Our results did not show a difference in the level of akathisia between droperidol and olanzapine. We did not find a difference in the number of patients with akathisia or in the severity of their symptoms either by objective observation, subjective reporting, or global assessment. Olanzapine has been found to have fewer extrapyramidal side effects compared to haloperidol,28 while droperidol and haloperidol have been shown to have equivalent akathisia and extrapyramidal side effects.16 Given this, it is reasonable to assume that olanzapine may have some advantage over droperidol with regard to akathisia. If this advantage exists, it was too small for our study to detect. Due to the safety of both medications, our study was also too small to detect the occurrence of any possible rare adverse phenomena.
It was our objective to determine if there was a difference between IM olanzapine and IM droperidol for the treatment of pain from primary headaches, and we were unable to find one. Droperidol is currently less expensive than olanzapine and has been used successfully for many years. While we did not find a reason to advocate for the use of olanzapine over the use of droperidol, it does appear that olanzapine may be a useful treatment option for primary headache when droperidol is not available or is considered contraindicated.
The primary limitation of the study is that the physicians were not blinded to the administered study medications due to the significant cost associated with blinding. To avoid bias associated with this, all data were obtained by research associates rather than the treating physician. Research associates were not aware of the study hypothesis and did not have familiarity or preference for either drug, making bias in the data recording less likely. However, lack of blinding may have affected the choice of rescue medications by the treating physician. As a result, we chose to limit the conclusions drawn from these data.

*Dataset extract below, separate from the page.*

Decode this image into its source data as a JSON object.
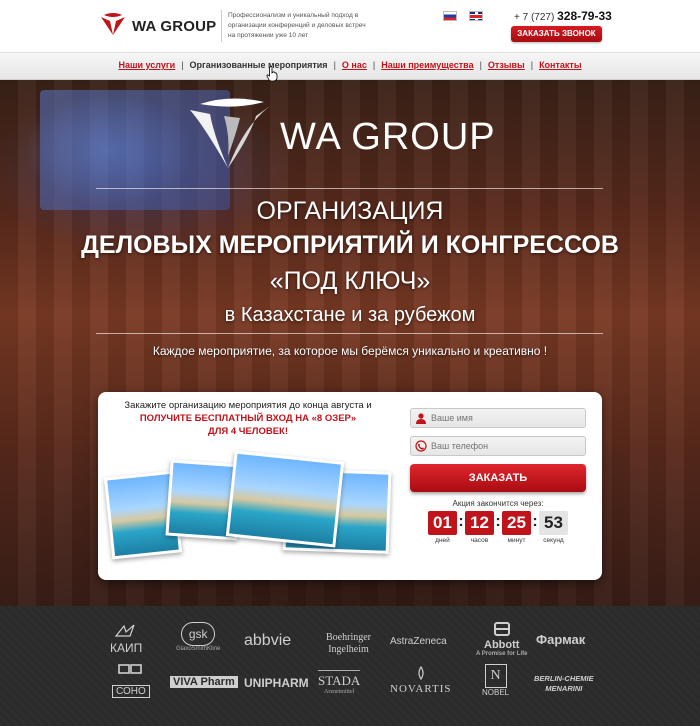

A further limitation is the lack of 24-hour follow-up. While we initially intended to follow-up with patients at 24 hours to evaluate for recurrence of symptoms or delayed side effects, this proved to be difficult, because we were unable to contact a large number of patients. With our poor rate of contacting patients with the phone numbers given, and the lack of staffing to ensure 24-hour contact, our attempt at 24-hour follow-up was abandoned.
Finally, the patients in this study represent a convenience sample, because patients were enrolled depending on availability of research associates to collect data and at the discretion of the treating physician. One of the enrollment criteria was the presumed diagnosis of primary headache. This diagnosis is a complex clinical decision process and is not easily standardized. It is likely that there is practice variability in the decision to classify a patient as having a primary headache or to perform further evaluation for causes of secondary headache.
Both olanzapine and droperidol are effective treatments for primary headaches in the ED. We did not find any significant difference between the medications in terms of pain relief, antiemetic effect, or akathisia. Olanzapine may be used to treat primary headache, and it is an effective alternative to droperidol.